What do you guys think, are there any simaliarities between these concepts and your art?


----------



## Christopher Adamchek (Aug 19, 2020)

My school uses karate in this way


----------



## dvcochran (Aug 21, 2020)

I could only blow up the picture enough to read the title. It is an accurate description for traditional TKD as well. It is an amalgamation of both Japanese and Chinese influences. Of course there is little to no wrestling in TKD but some of the joint manipulation and leverage you learn in wrestling in used.


----------



## Graywalker (Aug 21, 2020)

dvcochran said:


> I could only blow up the picture enough to read the title. It is an accurate description for traditional TKD as well. It is an amalgamation of both Japanese and Chinese influences.

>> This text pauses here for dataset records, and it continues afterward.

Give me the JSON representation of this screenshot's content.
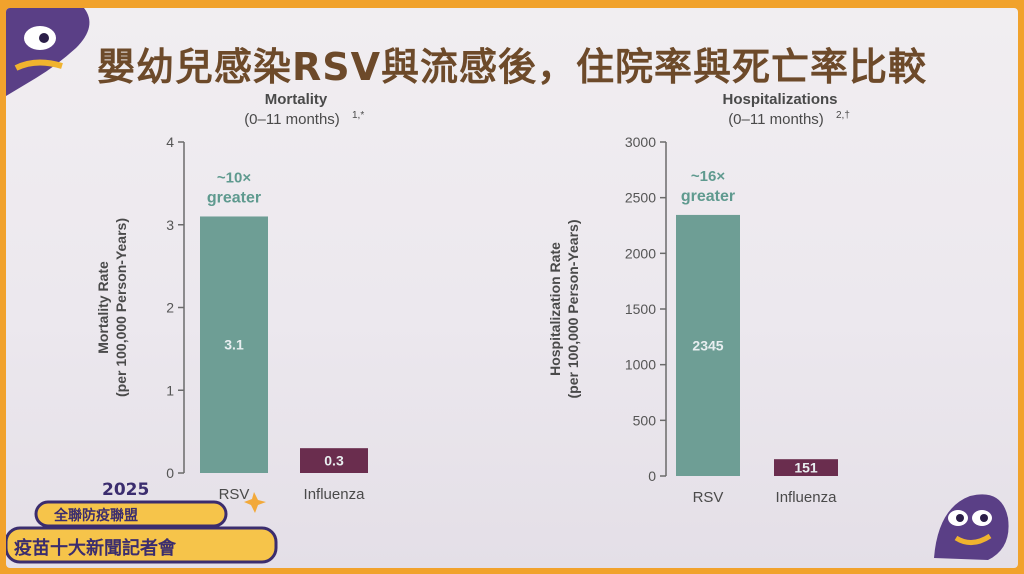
{
  "slide": {
    "title": "嬰幼兒感染RSV與流感後，住院率與死亡率比較",
    "logo_year": "2025",
    "logo_line1": "全聯防疫聯盟",
    "logo_line2": "疫苗十大新聞記者會"
  },
  "colors": {
    "rsv_bar": "#6e9e95",
    "influenza_bar": "#6a2d4e",
    "annotation": "#5f9a8f",
    "title_text": "#6d4a2a",
    "axis_text": "#555555"
  },
  "chart_data": [
    {
      "type": "bar",
      "title": "Mortality",
      "subtitle": "(0–11 months)",
      "subtitle_superscript": "1,*",
      "ylabel_line1": "Mortality Rate",
      "ylabel_line2": "(per 100,000 Person-Years)",
      "ylim": [
        0,
        4
      ],
      "yticks": [
        0,
        1,
        2,
        3,
        4
      ],
      "categories": [
        "RSV",
        "Influenza"
      ],
      "values": [
        3.1,
        0.3
      ],
      "value_labels": [
        "3.1",
        "0.3"
      ],
      "annotation_line1": "~10×",
      "annotation_line2": "greater",
      "grid": false
    },
    {
      "type": "bar",
      "title": "Hospitalizations",
      "subtitle": "(0–11 months)",
      "subtitle_superscript": "2,†",
      "ylabel_line1": "Hospitalization Rate",
      "ylabel_line2": "(per 100,000 Person-Years)",
      "ylim": [
        0,
        3000
      ],
      "yticks": [
        0,
        500,
        1000,
        1500,
        2000,
        2500,
        3000
      ],
      "categories": [
        "RSV",
        "Influenza"
      ],
      "values": [
        2345,
        151
      ],
      "value_labels": [
        "2345",
        "151"
      ],
      "annotation_line1": "~16×",
      "annotation_line2": "greater",
      "grid": false
    }
  ]
}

Of course there is little to no wrestling in TKD but some of the joint manipulation and leverage you learn in wrestling in used.

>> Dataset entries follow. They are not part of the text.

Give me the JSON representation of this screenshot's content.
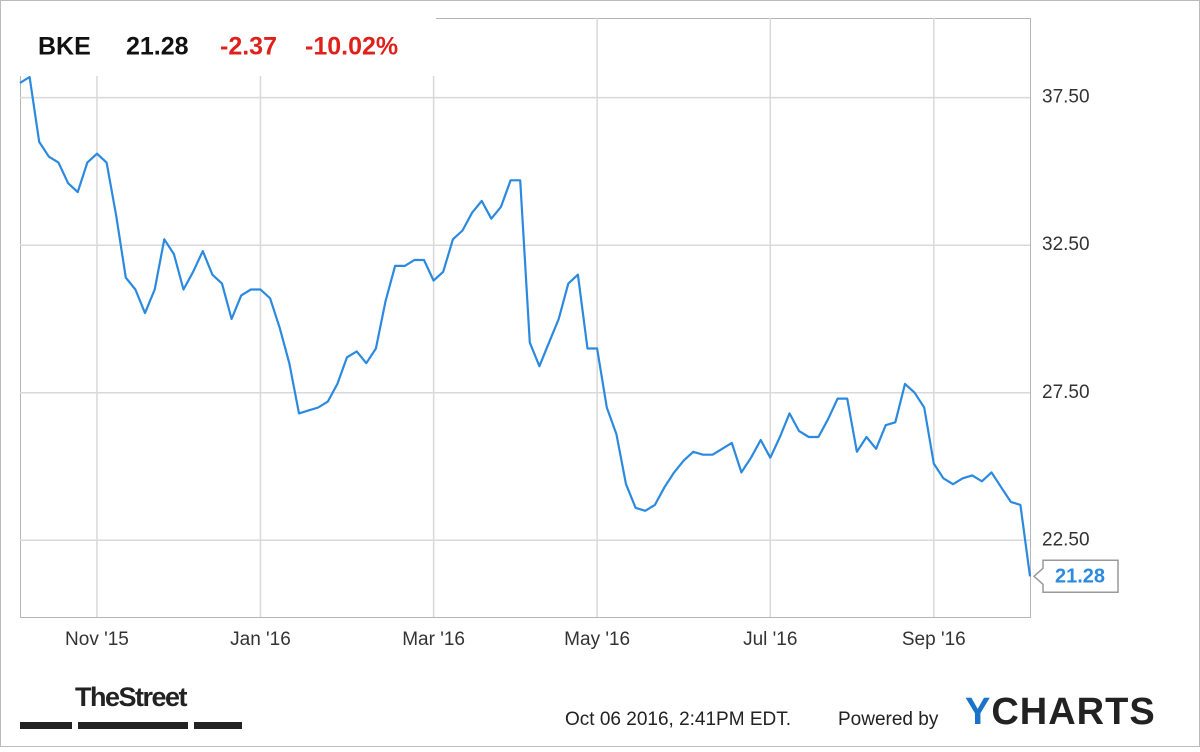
{
  "chart_data": {
    "type": "line",
    "quote": {
      "symbol": "BKE",
      "price": "21.28",
      "change": "-2.37",
      "change_percent": "-10.02%"
    },
    "categories": [
      null,
      null,
      null,
      null,
      null,
      null,
      null,
      null,
      "Nov '15",
      null,
      null,
      null,
      null,
      null,
      null,
      null,
      null,
      null,
      null,
      null,
      null,
      null,
      null,
      null,
      null,
      "Jan '16",
      null,
      null,
      null,
      null,
      null,
      null,
      null,
      null,
      null,
      null,
      null,
      null,
      null,
      null,
      null,
      null,
      null,
      "Mar '16",
      null,
      null,
      null,
      null,
      null,
      null,
      null,
      null,
      null,
      null,
      null,
      null,
      null,
      null,
      null,
      null,
      "May '16",
      null,
      null,
      null,
      null,
      null,
      null,
      null,
      null,
      null,
      null,
      null,
      null,
      null,
      null,
      null,
      null,
      null,
      "Jul '16",
      null,
      null,
      null,
      null,
      null,
      null,
      null,
      null,
      null,
      null,
      null,
      null,
      null,
      null,
      null,
      null,
      "Sep '16",
      null,
      null,
      null,
      null,
      null,
      null,
      null,
      null,
      null,
      null
    ],
    "series": [
      {
        "name": "BKE",
        "color": "#2b8ae0",
        "values": [
          38.0,
          38.2,
          36.0,
          35.5,
          35.3,
          34.6,
          34.3,
          35.3,
          35.6,
          35.3,
          33.5,
          31.4,
          31.0,
          30.2,
          31.0,
          32.7,
          32.2,
          31.0,
          31.6,
          32.3,
          31.5,
          31.2,
          30.0,
          30.8,
          31.0,
          31.0,
          30.7,
          29.7,
          28.5,
          26.8,
          26.9,
          27.0,
          27.2,
          27.8,
          28.7,
          28.9,
          28.5,
          29.0,
          30.6,
          31.8,
          31.8,
          32.0,
          32.0,
          31.3,
          31.6,
          32.7,
          33.0,
          33.6,
          34.0,
          33.4,
          33.8,
          34.7,
          34.7,
          29.2,
          28.4,
          29.2,
          30.0,
          31.2,
          31.5,
          29.0,
          29.0,
          27.0,
          26.1,
          24.4,
          23.6,
          23.5,
          23.7,
          24.3,
          24.8,
          25.2,
          25.5,
          25.4,
          25.4,
          25.6,
          25.8,
          24.8,
          25.3,
          25.9,
          25.3,
          26.0,
          26.8,
          26.2,
          26.0,
          26.0,
          26.6,
          27.3,
          27.3,
          25.5,
          26.0,
          25.6,
          26.4,
          26.5,
          27.8,
          27.5,
          27.0,
          25.1,
          24.6,
          24.4,
          24.6,
          24.7,
          24.5,
          24.8,
          24.3,
          23.8,
          23.7,
          21.28
        ]
      }
    ],
    "ylim": [
      19.9,
      40.2
    ],
    "yticks": [
      {
        "value": 22.5,
        "label": "22.50"
      },
      {
        "value": 27.5,
        "label": "27.50"
      },
      {
        "value": 32.5,
        "label": "32.50"
      },
      {
        "value": 37.5,
        "label": "37.50"
      }
    ],
    "grid": true,
    "timestamp": "Oct 06 2016, 2:41PM EDT.",
    "powered_by": "Powered by",
    "brand": "YCHARTS",
    "source_logo": "TheStreet"
  }
}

Yeah unfortunately, the picture in the book was difficult to read as well, I needed a magnifier to read it and it was difficult.

I might transcribe it and then put it up here, in the appropriate forum.


----------



## Hanshi (Aug 23, 2020)

I agree.  Karate is generally a straight line attack.  Somehow along the way I was taught angles and circles which I used in karate.  Since I was small and worked best inside this "fencing" line of attack suited me quite well.


----------